The ‘Vijay Yatra’ that the EC has now ruled out was a clearly political initiative — from Godhra to Akshardham, on the eve of crucial elections in Gujarat, picking up the campaign of hate from where Narendra Modi had to leave it, having been subdued by the model code of conduct.
Only the most naive or the hopelessly uninitiated in Indian politics will believe that the VHP does not have politics, sectarian politics, on its mind.
As for the EC’s jurisdiction, it is surely the most restrictive reading of its powers that will ask it to close its eyes to everything other than the activities of organisations that are formally registered as political parties. It is the EC’s onerous responsibility to conduct free and fair polls and it is well within its rights to take serious note of the activities of an organisation that threatens to pose hurdles in that task.

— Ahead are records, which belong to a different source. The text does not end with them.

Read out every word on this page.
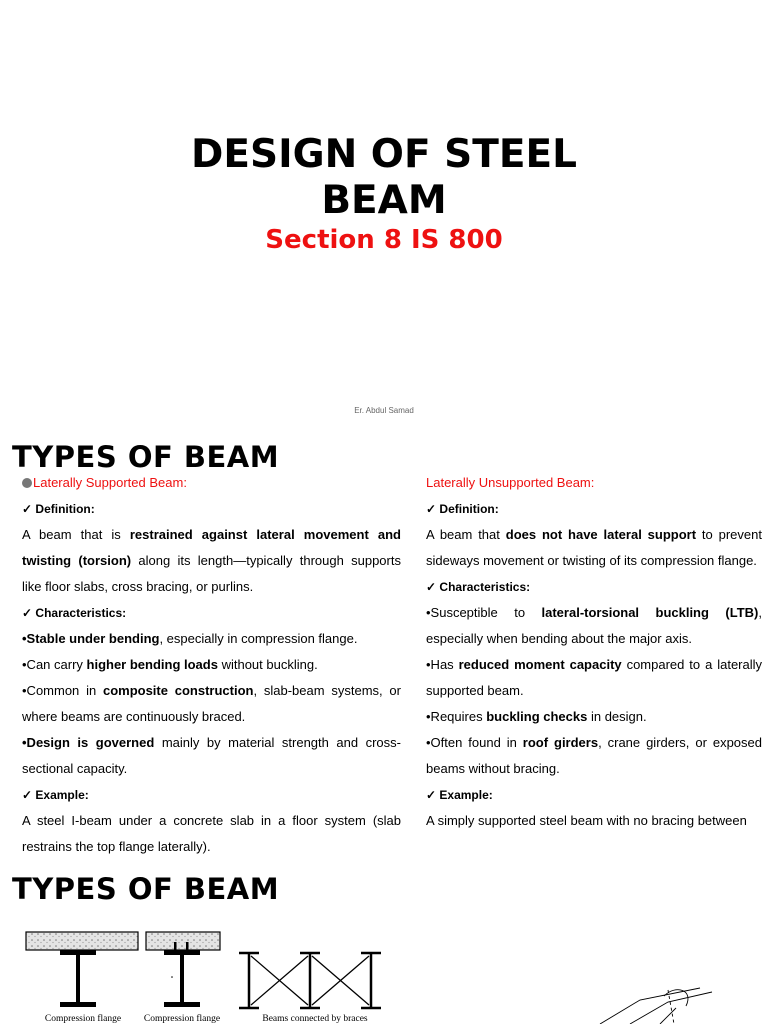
DESIGN OF STEEL
BEAM
Section 8 IS 800
Er. Abdul Samad
TYPES OF BEAM

Laterally Supported Beam:

✓ Definition:

A beam that is restrained against lateral movement and twisting (torsion) along its length—typically through supports like floor slabs, cross bracing, or purlins.

✓ Characteristics:

•Stable under bending, especially in compression flange.

•Can carry higher bending loads without buckling.

•Common in composite construction, slab-beam systems, or where beams are continuously braced.

•Design is governed mainly by material strength and cross-sectional capacity.

✓ Example:

A steel I-beam under a concrete slab in a floor system (slab restrains the top flange laterally).

Laterally Unsupported Beam:

✓ Definition:

A beam that does not have lateral support to prevent sideways movement or twisting of its compression flange.

✓ Characteristics:

•Susceptible to lateral-torsional buckling (LTB), especially when bending about the major axis.

•Has reduced moment capacity compared to a laterally supported beam.

•Requires buckling checks in design.

•Often found in roof girders, crane girders, or exposed beams without bracing.

✓ Example:

A simply supported steel beam with no bracing between

TYPES OF BEAM
Compression flange Compression flange	Beams connected by braces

There have been enough forewarnings, and then some, that the VHP poses such a threat in Gujarat in the run up to the December 12 elections. Its leaders have carried on with their inflammatory rhetoric, endangering the hesitant calm that set in after the carnage. It is not entirely coincidental that communal violence still continues to rear its head in Gujarat.
The EC issued its directive after its full three-member team returned from a tour of the state, and after deliberating upon a report sent by the state administration that ‘unequivocally’ warned that a law and order problem could arise because of the VHP’s yatra. In the last instance, as the party in government at the Centre, the onus is on the BJP to ensure that the VHP respects the EC’s order.
By supporting the VHP’s recalcitrance, as it has, the BJP has put itself squarely in the line of fire, should anything go awry in the forthcoming elections in Gujarat.